Quel giorno ad Assisi pioveva. La nebbia nascondeva la vallata e grosse nubi pesavano sulla città. Tutto sembrava smentire i cartelloni pubblicitari. Anche i “Giotto” e i “Lorenzetti” non potevano porvi rimedio e gli appassionati d’arte, infagottati nei loro pesanti cappotti, erravano qua e là come ingannati.
Ero forse anch’io uno di loro, personaggio insolito sperduto per le strade stranamente prive di turisti? La cittadina sorridente delle guide turistiche aveva lasciato il posto alla tristezza e all’amarezza di un Assisi che non si riconosceva più.
Avevo dimenticato che Assisi è prima di tutto la città dove S. Francesco è nato, ha vissuto, ha incontrato Cristo; ogni muro, ogni strada,ogni piazza ha ascoltato i pianti di Francesco bambino, il suo riso di adolescente, i suoi canti, le sue grida.
Quelle stesse strade,quelle stesse colonne lo hanno visto più tardi seduto, immobile, affascinato dalla presenza di Dio. Lo hanno visto apparire con il viso scavato dal digiuno e dalle mortificazioni, oggetto degli schiamazzi della folla e dei richiami perentori di suo padre; lo hanno visto infine predicare l’amore di Dio, la povertà, l’umiltà.

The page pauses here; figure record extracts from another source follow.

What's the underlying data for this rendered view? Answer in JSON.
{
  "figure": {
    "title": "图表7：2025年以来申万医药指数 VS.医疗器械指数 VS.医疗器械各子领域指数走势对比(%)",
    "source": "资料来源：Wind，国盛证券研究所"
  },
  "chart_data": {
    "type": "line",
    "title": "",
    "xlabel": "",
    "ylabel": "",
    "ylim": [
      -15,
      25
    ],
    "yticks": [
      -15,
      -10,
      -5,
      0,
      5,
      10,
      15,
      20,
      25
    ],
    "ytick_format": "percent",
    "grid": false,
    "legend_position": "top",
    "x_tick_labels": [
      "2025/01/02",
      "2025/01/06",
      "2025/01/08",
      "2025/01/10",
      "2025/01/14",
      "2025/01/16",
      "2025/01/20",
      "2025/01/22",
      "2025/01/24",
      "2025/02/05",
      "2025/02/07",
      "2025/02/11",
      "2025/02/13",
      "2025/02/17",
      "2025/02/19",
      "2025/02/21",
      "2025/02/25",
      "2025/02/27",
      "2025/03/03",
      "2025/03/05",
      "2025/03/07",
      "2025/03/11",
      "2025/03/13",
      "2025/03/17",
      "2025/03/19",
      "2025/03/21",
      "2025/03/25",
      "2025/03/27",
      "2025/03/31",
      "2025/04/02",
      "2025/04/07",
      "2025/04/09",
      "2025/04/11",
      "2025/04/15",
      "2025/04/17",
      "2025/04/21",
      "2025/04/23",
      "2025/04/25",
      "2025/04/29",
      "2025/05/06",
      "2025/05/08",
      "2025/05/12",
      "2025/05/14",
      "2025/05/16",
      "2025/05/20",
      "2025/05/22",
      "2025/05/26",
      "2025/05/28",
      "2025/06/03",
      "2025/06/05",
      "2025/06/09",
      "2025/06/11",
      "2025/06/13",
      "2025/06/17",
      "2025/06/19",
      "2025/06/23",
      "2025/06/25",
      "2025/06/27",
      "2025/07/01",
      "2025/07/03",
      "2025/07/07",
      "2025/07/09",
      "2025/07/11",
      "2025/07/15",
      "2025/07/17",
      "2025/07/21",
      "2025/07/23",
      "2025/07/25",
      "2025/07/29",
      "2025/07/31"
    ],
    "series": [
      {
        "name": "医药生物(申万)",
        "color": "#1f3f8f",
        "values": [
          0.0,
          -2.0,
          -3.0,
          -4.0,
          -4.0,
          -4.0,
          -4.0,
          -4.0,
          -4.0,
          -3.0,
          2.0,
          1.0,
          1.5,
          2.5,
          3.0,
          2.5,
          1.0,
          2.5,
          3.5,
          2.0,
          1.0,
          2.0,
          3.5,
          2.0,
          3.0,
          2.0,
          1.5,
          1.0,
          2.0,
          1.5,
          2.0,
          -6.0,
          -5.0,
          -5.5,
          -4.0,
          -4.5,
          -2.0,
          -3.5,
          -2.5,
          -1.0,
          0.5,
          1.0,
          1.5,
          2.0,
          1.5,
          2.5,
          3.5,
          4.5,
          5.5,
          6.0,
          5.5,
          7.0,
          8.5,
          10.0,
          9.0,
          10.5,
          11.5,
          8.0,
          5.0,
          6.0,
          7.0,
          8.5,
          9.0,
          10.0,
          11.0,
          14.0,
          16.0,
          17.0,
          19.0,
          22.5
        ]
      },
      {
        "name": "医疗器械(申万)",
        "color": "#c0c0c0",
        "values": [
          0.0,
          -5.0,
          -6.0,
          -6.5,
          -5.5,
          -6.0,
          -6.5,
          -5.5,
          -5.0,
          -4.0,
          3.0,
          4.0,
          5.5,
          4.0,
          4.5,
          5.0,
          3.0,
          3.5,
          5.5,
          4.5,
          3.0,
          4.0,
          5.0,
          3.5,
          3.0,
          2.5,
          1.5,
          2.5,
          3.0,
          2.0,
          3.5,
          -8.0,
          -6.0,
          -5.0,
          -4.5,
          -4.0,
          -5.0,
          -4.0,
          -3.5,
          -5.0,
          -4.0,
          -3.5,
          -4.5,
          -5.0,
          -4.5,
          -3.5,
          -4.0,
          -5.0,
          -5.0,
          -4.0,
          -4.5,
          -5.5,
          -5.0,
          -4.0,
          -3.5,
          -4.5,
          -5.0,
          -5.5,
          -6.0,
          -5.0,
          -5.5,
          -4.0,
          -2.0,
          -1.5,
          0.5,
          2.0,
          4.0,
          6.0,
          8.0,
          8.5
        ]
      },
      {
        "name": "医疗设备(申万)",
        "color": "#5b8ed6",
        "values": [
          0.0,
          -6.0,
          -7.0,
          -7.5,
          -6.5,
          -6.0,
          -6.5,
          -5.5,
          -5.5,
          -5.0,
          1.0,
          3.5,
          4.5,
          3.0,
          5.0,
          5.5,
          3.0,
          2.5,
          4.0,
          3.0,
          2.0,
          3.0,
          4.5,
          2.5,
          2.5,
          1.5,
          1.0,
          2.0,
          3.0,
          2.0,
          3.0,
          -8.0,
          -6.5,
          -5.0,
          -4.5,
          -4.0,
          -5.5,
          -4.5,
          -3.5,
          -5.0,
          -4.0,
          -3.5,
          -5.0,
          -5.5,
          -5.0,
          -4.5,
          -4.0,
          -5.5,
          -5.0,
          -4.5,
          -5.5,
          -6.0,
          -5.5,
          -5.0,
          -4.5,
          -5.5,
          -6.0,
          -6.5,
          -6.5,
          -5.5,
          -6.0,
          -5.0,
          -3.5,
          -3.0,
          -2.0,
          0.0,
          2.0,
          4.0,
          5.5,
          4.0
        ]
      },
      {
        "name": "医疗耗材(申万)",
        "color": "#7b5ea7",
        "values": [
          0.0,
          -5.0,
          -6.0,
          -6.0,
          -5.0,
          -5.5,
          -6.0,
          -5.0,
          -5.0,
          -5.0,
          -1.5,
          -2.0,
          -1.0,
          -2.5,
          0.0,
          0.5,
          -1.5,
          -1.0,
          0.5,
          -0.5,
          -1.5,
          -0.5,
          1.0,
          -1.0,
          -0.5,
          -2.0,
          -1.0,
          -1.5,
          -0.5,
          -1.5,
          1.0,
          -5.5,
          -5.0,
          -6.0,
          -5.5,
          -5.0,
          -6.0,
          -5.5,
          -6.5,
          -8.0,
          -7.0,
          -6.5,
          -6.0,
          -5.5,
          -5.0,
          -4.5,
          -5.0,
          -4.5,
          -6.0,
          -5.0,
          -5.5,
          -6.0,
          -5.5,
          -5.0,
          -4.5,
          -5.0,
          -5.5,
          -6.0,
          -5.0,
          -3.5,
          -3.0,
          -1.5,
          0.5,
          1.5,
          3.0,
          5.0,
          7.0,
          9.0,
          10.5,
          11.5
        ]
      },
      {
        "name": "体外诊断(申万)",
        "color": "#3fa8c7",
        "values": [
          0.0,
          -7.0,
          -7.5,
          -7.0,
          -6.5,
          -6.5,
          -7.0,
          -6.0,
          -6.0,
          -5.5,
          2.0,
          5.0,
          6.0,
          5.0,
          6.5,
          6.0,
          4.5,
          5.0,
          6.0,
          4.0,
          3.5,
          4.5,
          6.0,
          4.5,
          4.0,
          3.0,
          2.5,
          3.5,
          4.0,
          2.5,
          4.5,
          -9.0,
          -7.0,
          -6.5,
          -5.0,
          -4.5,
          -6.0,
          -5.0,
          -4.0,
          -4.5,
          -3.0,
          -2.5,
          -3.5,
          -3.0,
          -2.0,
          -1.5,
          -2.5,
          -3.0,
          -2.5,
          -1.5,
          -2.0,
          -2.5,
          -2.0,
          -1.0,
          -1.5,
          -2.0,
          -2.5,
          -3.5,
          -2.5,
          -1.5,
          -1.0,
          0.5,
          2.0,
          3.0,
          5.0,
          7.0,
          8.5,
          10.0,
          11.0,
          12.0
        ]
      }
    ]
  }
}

A questo incontro siamo chiamati anche noi. Per questo, senza dubbio, il passo più importante è lasciarsi impregnare dall’atmosfera di queste strade, di queste piazze dove Francesco ha cantato, ha sorriso, ha pregato. Siamo invitati anche noi ad incontrare Francesco, lo potremo vedere; lo potremo ascoltare ad ogni passo. Ci aspetta.